There have been no criminal convictions for these atrocities or many others. Only one soldier has ever been convicted of enforced disappearance, and from 2007 through April 2015, there were only six federal convictions for the crime of torture.

Mexico is a middle-income country rich in human capital. Technical shortcomings in the justice sector exist largely by design or neglect. The roots of impunity are political.

Successive governments have sought to deny and minimize the extent of the crisis, including by falsely blaming victims of criminality, attacking those who draw attention to the crisis, and obscuring data on the extent of atrocities.
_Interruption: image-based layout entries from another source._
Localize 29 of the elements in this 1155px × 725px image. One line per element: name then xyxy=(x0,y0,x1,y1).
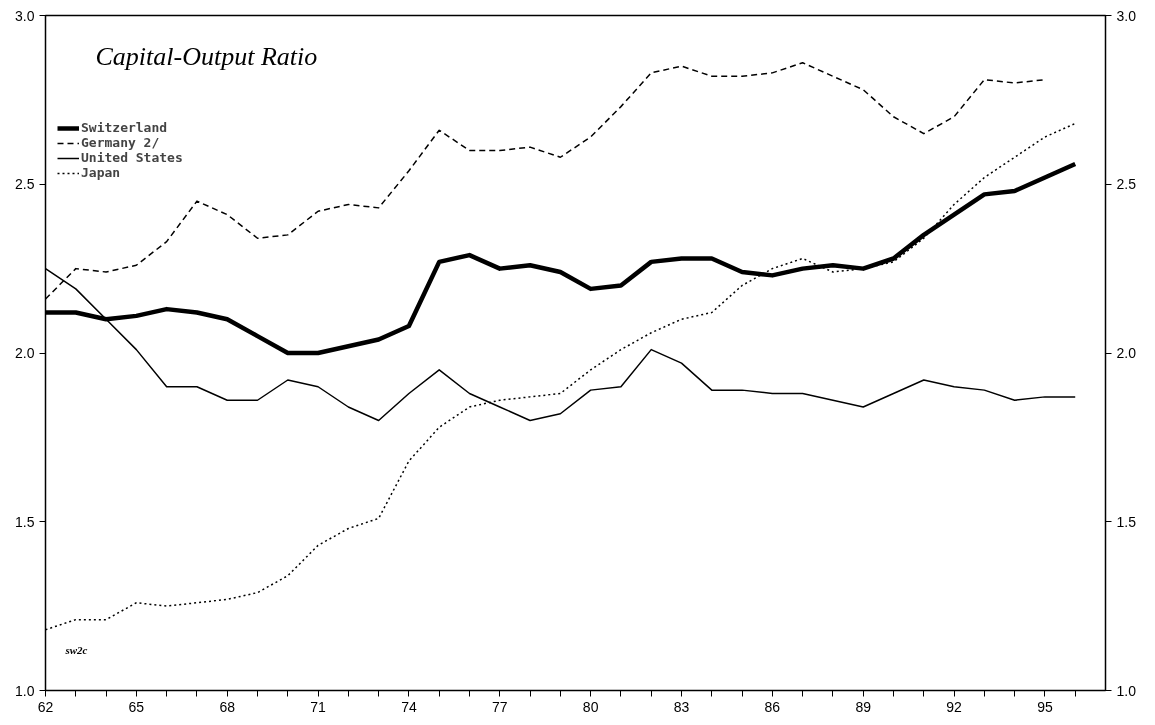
y-tick-label: 2.5 xyxy=(15,176,35,193)
x-tick-label: 83 xyxy=(673,698,690,715)
x-tick-label: 95 xyxy=(1037,698,1053,715)
x-tick-label: 62 xyxy=(37,698,54,715)
y-tick-label: 2.0 xyxy=(15,345,35,361)
x-tick-label: 86 xyxy=(764,698,781,715)
text: Capital-Output Ratio xyxy=(95,41,318,71)
y2-tick-label: 2.0 xyxy=(1116,345,1137,361)
x-tick-label: 92 xyxy=(946,698,963,715)
x-tick-label: 68 xyxy=(219,698,236,715)
x-tick-label: 77 xyxy=(492,698,508,715)
legend-label: Japan xyxy=(81,165,121,180)
y2-tick-label: 3.0 xyxy=(1116,7,1137,24)
x-tick-label: 71 xyxy=(310,698,327,715)
line-series xyxy=(45,122,1076,631)
y-tick-label: 1.5 xyxy=(15,513,35,530)
legend-label: United States xyxy=(81,150,183,165)
x-tick-label: 80 xyxy=(582,698,599,715)
legend-label: Germany 2/ xyxy=(81,135,160,150)
x-tick-label: 89 xyxy=(855,698,872,715)
x-tick-label: 65 xyxy=(128,698,145,715)
legend-label: Switzerland xyxy=(81,120,168,135)
y-tick-label: 3.0 xyxy=(15,7,35,24)
y2-tick-label: 1.0 xyxy=(1116,682,1137,699)
y-tick-label: 1.0 xyxy=(15,682,35,699)
y2-tick-label: 2.5 xyxy=(1116,176,1137,193)
annotation: sw2c xyxy=(64,643,88,656)
x-tick-label: 74 xyxy=(401,698,417,715)
y2-tick-label: 1.5 xyxy=(1116,513,1137,530)
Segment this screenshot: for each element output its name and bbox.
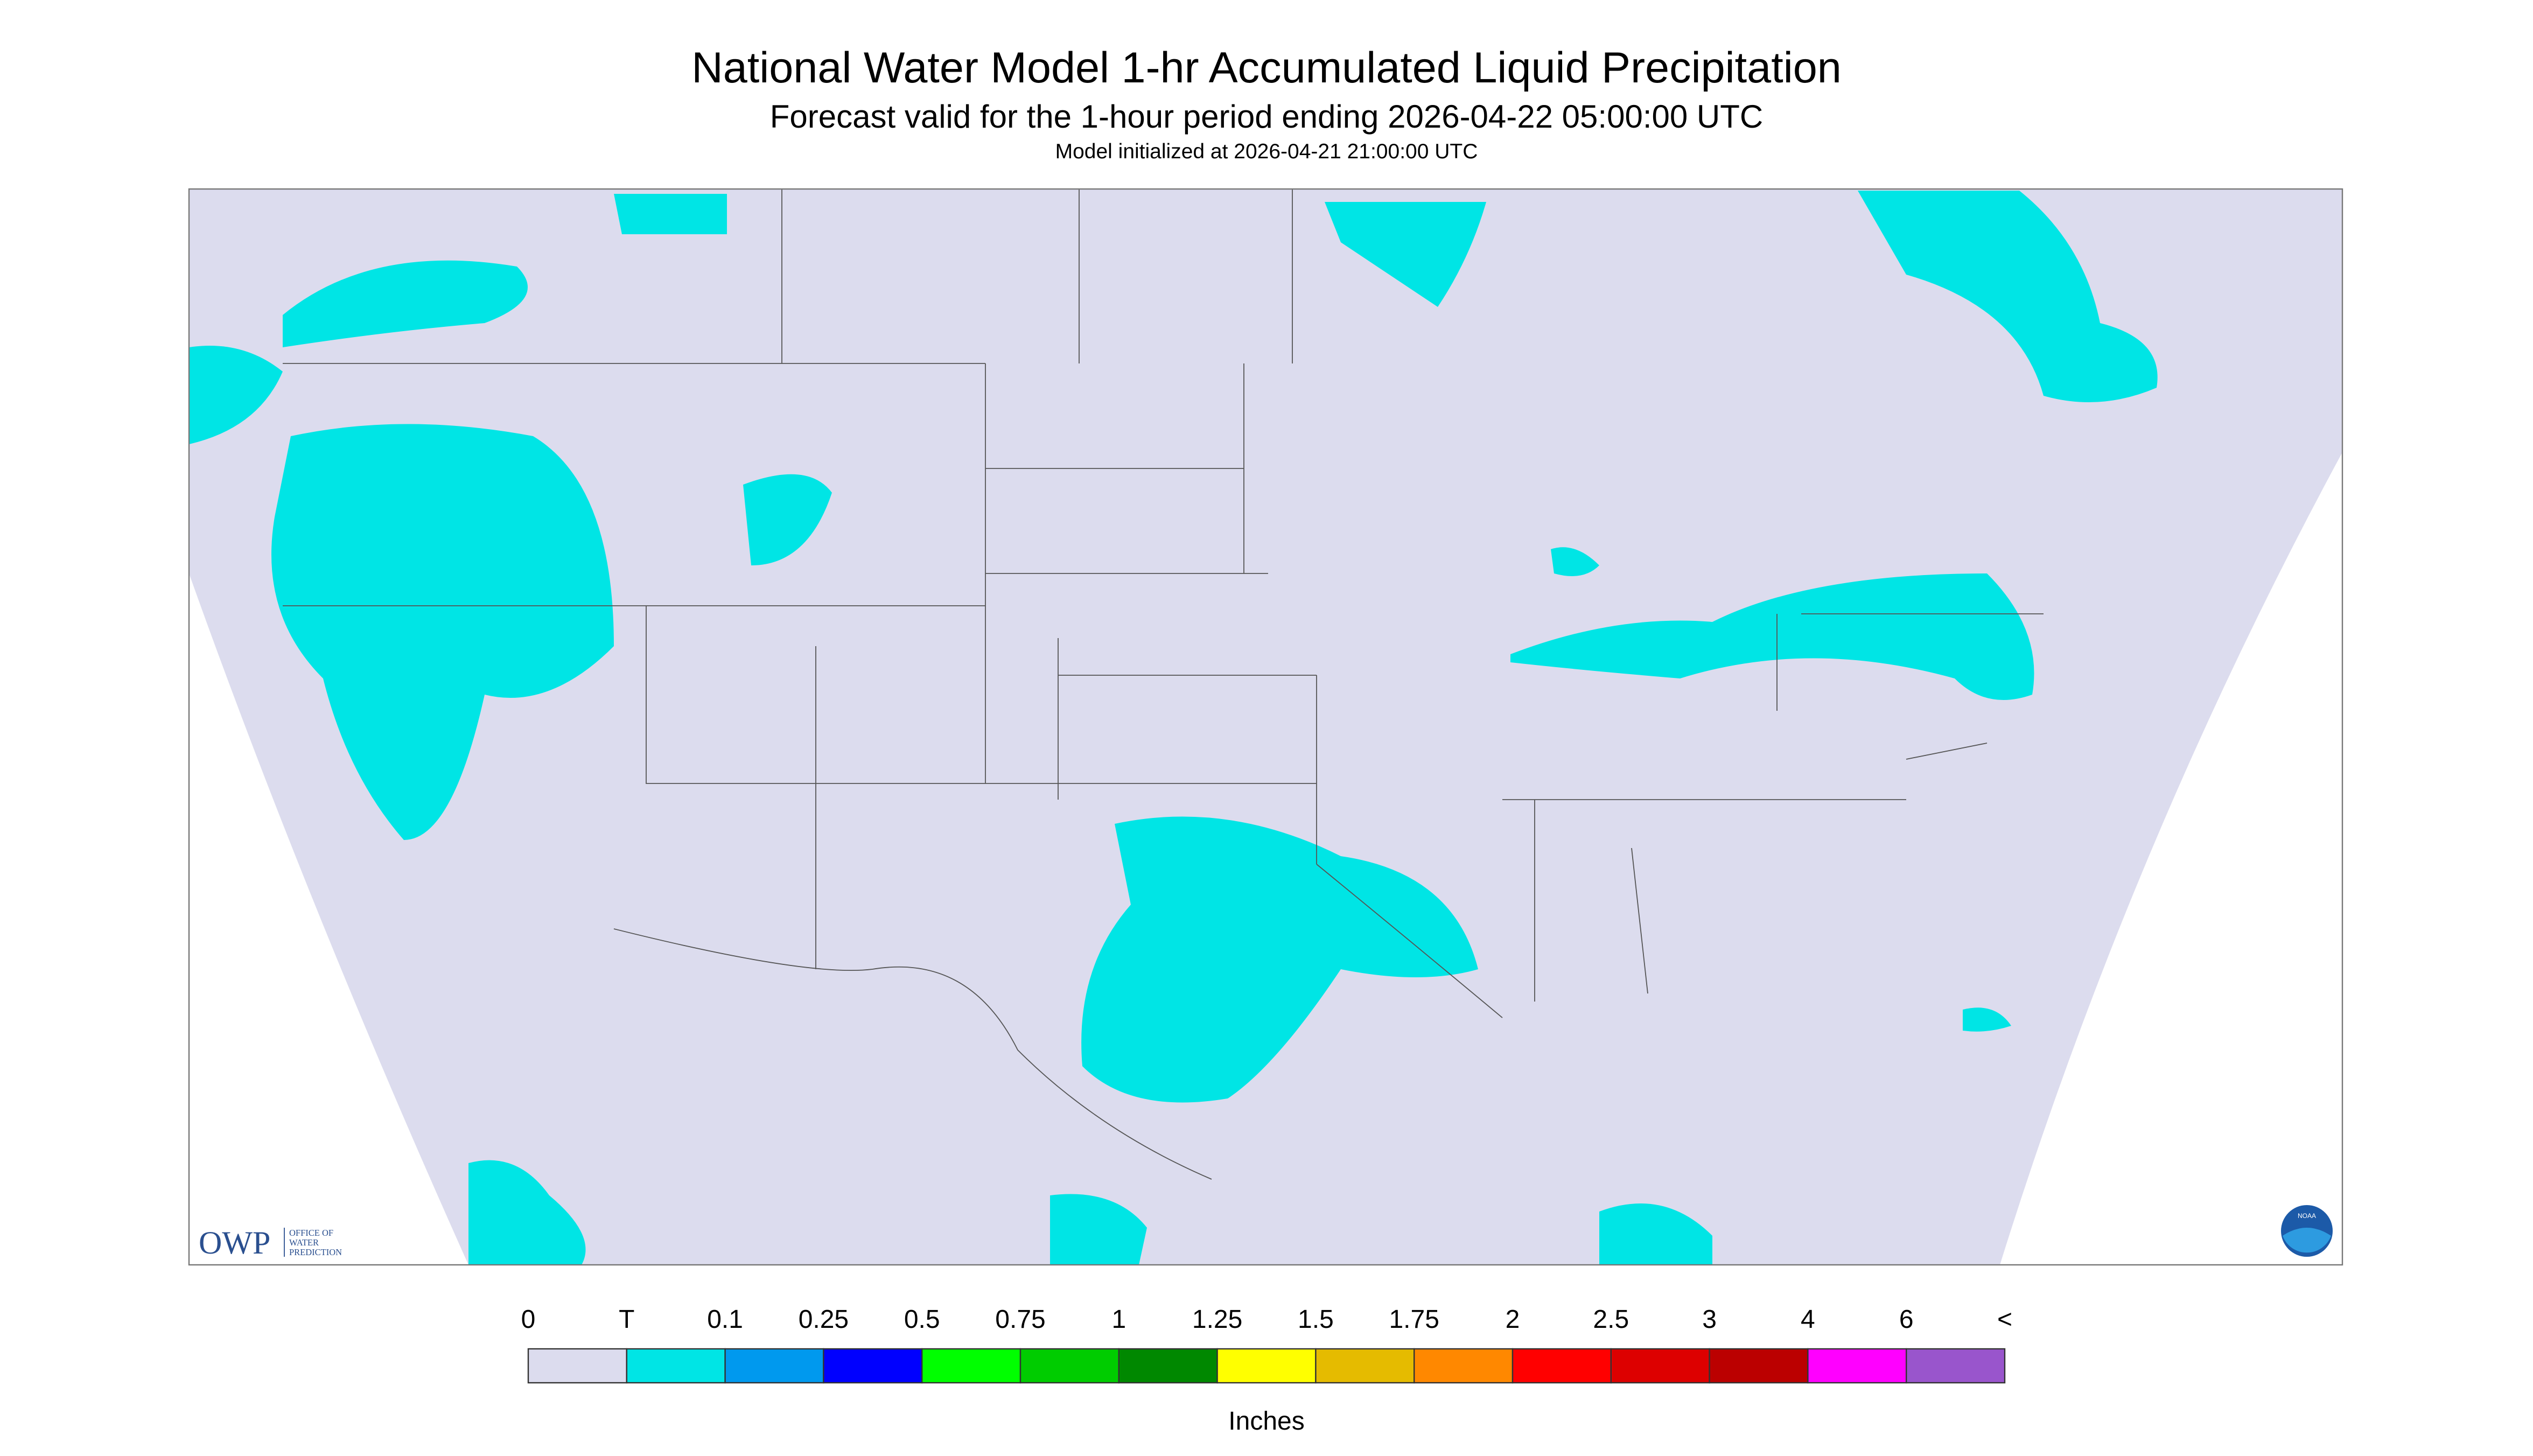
- init-time: Model initialized at 2026-04-21 21:00:00…: [1055, 140, 1478, 163]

For example, the federal government has made few efforts to understand how many clandestine and mass graves there are in the country.

Further, the federal government—despite public protestations to the contrary—has in practice encouraged or accepted the use of torture by prosecutors and police, sought to protect the army and navy from proper criminal investigation, and pursued militarized forms of policing that leave the force prone to committing crimes and unskilled at investigating them. Federal prosecutors have reclassified crimes as lesser offenses, tampered with or fabricated evidence, and mired unwanted cases in labyrinths of bureaucracy.

When pressure has grown, the government has launched initiatives and reforms with great fanfare, only to starve them of resources and political support. The International Criminal Court (ICC) could assert jurisdiction over crimes against humanity in Mexico, but Undeniable Atrocities is not a call for ICC jurisdiction. Rather, by identifying the obstacles to justice, the report aims to assist Mexico in overcoming them and fulfilling its obligation to genuinely investigate and prosecute the crimes. 

There are significant reforms to Mexico’s justice system currently underway. Yet these and more specific initiatives to deal with atrocity crimes are slow-moving, and come in the context of active political obstruction and serial reform failures over decades.

Undeniable Atrocities argues that the federal government must take extraordinary steps to deal with an extraordinary crisis that threatens future development of the country: it should invite an international commission authorized to independently investigate atrocities and grand corruption, and to introduce cases in Mexican courts. Mexico’s leaders can break with policies of denial and obstruction, and begin to build Mexicans’ long-absent trust in the justice system. Doing so will be critical to ending Mexico’s epidemic of murder, disappearance, and torture.